Monday 25 May, 2020

Lucian Rastafarians look to St Kitts victory in ganja fight

Burnet Sealy

Burnet Sealy

Rastafarians in Saint Lucia may follow the footsteps of their counterparts in Saint Kitts and Nevis, who now have the right to smoke marijuana in the privacy of their homes following a case brought against it by a Rastafarian of the twin-island federation.

That’s according to Burnet Sealy, chairman of the Caribbean Rastafarian Organization (CRO), in an interview with Loop News.

The case against the Government of Saint Kitts and Nevis was brought by Samande “Ras Iya” Reid, who represented himself against the Attorney General.

The landmark court ruling is not just for Rastafarians, but for anyone who uses marijuana in the privacy of their homes.

According to Sealy, who is also a member of the Iyonalo Council for the advancement of Rastafarians, if the Government of Saint Lucia does not amend the laws to allow them to smoke marijuana in the privacy of their homes, they will have no choice but to follow the footsteps of the Rastafarians in Saint Kitts and haul the government before the courts.

He said it was a campaign promise made a few years ago which needs to be honoured.

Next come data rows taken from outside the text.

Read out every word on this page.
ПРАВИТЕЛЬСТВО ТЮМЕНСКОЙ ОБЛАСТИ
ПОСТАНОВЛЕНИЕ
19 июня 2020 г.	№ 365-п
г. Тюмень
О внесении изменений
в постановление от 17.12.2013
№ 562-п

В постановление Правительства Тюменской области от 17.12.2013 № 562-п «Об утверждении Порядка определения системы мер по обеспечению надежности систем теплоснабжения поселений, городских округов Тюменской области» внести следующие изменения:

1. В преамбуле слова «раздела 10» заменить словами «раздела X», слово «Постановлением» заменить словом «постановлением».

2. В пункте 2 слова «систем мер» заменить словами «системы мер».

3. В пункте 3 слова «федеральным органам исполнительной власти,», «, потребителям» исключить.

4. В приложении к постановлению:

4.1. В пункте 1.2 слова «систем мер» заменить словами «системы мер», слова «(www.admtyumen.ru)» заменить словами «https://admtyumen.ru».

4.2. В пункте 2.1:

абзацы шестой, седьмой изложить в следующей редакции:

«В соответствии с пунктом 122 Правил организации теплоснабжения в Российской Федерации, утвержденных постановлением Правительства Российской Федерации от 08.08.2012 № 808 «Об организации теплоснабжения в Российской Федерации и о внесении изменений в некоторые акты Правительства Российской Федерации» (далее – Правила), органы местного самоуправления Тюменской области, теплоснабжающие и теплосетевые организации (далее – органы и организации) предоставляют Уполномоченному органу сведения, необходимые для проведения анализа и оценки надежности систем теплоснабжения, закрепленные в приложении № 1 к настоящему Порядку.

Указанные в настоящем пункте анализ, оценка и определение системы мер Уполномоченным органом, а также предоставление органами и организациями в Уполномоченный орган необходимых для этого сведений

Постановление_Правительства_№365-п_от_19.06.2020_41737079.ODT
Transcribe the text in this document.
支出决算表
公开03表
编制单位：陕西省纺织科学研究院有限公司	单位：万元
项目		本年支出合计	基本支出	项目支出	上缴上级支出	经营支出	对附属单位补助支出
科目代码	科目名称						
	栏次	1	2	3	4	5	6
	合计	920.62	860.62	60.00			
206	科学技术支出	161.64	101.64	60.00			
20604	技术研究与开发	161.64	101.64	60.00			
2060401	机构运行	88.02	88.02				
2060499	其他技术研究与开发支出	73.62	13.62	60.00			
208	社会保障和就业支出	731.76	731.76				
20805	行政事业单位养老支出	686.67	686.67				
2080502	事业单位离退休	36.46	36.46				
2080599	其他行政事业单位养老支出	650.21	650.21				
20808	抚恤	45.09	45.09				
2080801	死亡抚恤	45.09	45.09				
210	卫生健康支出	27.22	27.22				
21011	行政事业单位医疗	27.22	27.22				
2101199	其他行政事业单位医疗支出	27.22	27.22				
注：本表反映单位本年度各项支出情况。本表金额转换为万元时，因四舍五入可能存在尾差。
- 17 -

“If the government continues along that path we will take it before the courts in order to have the Dangerous Drug Act be amended,” Sealy said. He added that his only concern is that if the matter is taken to court it may be dragged on to frustrate them.

Sealy recalled that while on the campaign trail in 2016, both the now ruling United Workers Party (UWP) and the Saint Lucia Labour Party (SLP) had promised them that if they won the elections, they would amend the law as it relates to cannabis. He added that they even spoke about expunging the records of those persons incarcerated for having small amounts of marijuana in their possessions.

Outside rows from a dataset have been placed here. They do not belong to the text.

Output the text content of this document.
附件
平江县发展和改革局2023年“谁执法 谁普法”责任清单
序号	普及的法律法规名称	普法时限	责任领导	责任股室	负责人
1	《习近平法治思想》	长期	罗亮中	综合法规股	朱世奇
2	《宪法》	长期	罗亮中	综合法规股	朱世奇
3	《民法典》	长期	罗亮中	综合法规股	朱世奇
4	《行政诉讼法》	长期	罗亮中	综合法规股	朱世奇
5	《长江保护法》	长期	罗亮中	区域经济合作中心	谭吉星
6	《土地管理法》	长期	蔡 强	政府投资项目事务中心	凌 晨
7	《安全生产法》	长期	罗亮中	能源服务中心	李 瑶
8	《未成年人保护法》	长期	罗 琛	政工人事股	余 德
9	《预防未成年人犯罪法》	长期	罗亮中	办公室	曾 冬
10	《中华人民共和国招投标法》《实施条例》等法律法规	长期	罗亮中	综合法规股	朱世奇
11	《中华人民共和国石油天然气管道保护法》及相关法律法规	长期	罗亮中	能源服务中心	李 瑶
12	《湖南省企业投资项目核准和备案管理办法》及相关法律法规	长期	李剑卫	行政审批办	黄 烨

“It’s three years since the UWP is in office and they have not done what they had promised us,” Sealy lamented.

Sealy is further annoyed that government has asked to be furnished with more information on cannabis before it can amend the laws to facilitate them.

“What information?” asks Sealy, adding that over the years they have provided the public, including government officials, with much information regarding cannabis.

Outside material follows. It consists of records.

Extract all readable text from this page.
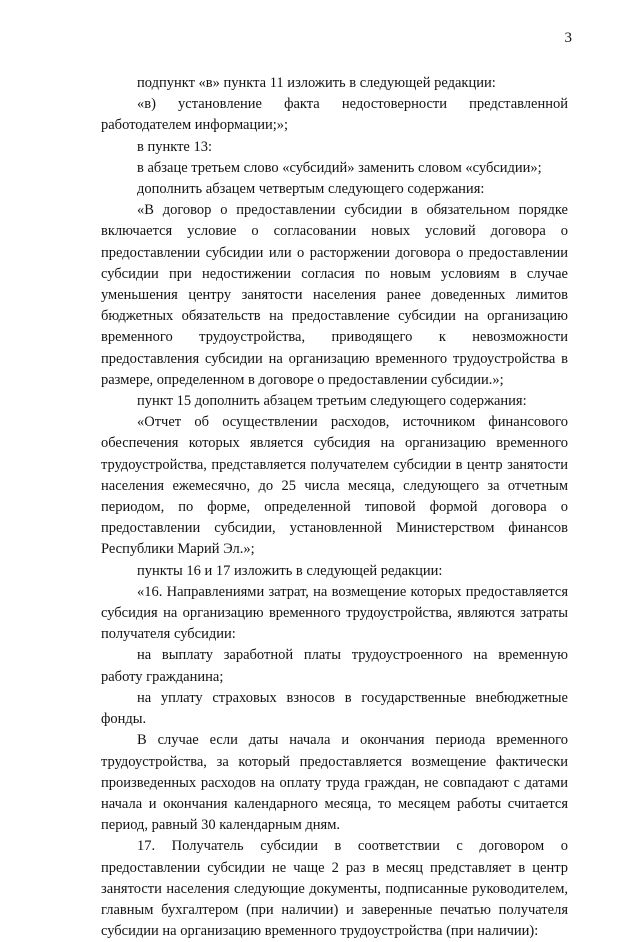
3

подпункт «в» пункта 11 изложить в следующей редакции:

«в) установление факта недостоверности представленной работодателем информации;»;

в пункте 13:

в абзаце третьем слово «субсидий» заменить словом «субсидии»;

дополнить абзацем четвертым следующего содержания:

«В договор о предоставлении субсидии в обязательном порядке включается условие о согласовании новых условий договора о предоставлении субсидии или о расторжении договора о предоставлении субсидии при недостижении согласия по новым условиям в случае уменьшения центру занятости населения ранее доведенных лимитов бюджетных обязательств на предоставление субсидии на организацию временного трудоустройства, приводящего к невозможности предоставления субсидии на организацию временного трудоустройства в размере, определенном в договоре о предоставлении субсидии.»;

пункт 15 дополнить абзацем третьим следующего содержания:

«Отчет об осуществлении расходов, источником финансового обеспечения которых является субсидия на организацию временного трудоустройства, представляется получателем субсидии в центр занятости населения ежемесячно, до 25 числа месяца, следующего за отчетным периодом, по форме, определенной типовой формой договора о предоставлении субсидии, установленной Министерством финансов Республики Марий Эл.»;

пункты 16 и 17 изложить в следующей редакции:

«16. Направлениями затрат, на возмещение которых предоставляется субсидия на организацию временного трудоустройства, являются затраты получателя субсидии:

на выплату заработной платы трудоустроенного на временную работу гражданина;

на уплату страховых взносов в государственные внебюджетные фонды.

В случае если даты начала и окончания периода временного трудоустройства, за который предоставляется возмещение фактически произведенных расходов на оплату труда граждан, не совпадают с датами начала и окончания календарного месяца, то месяцем работы считается период, равный 30 календарным дням.

17. Получатель субсидии в соответствии с договором о предоставлении субсидии не чаще 2 раз в месяц представляет в центр занятости населения следующие документы, подписанные руководителем, главным бухгалтером (при наличии) и заверенные печатью получателя субсидии на организацию временного трудоустройства (при наличии):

“We have been in consultation with government for a while….and up to today we have not given up,” Sealy said.

As it relates to the reduction in raids police carry out on the blocks, Sealy said it is of no solace to them. “The police still destroy marijuana plantations and that is where the marijuana on the blocks come from."

In the meantime, Sealy is making a clarion call to government to make good on its promise and amend the Dangerous Drug Act, saying that time is running out on them. “What is required is that the laws be changed,” Sealy stressed.

He lamented that so far, he has not seen any sign of urgency on the part of government to change the laws.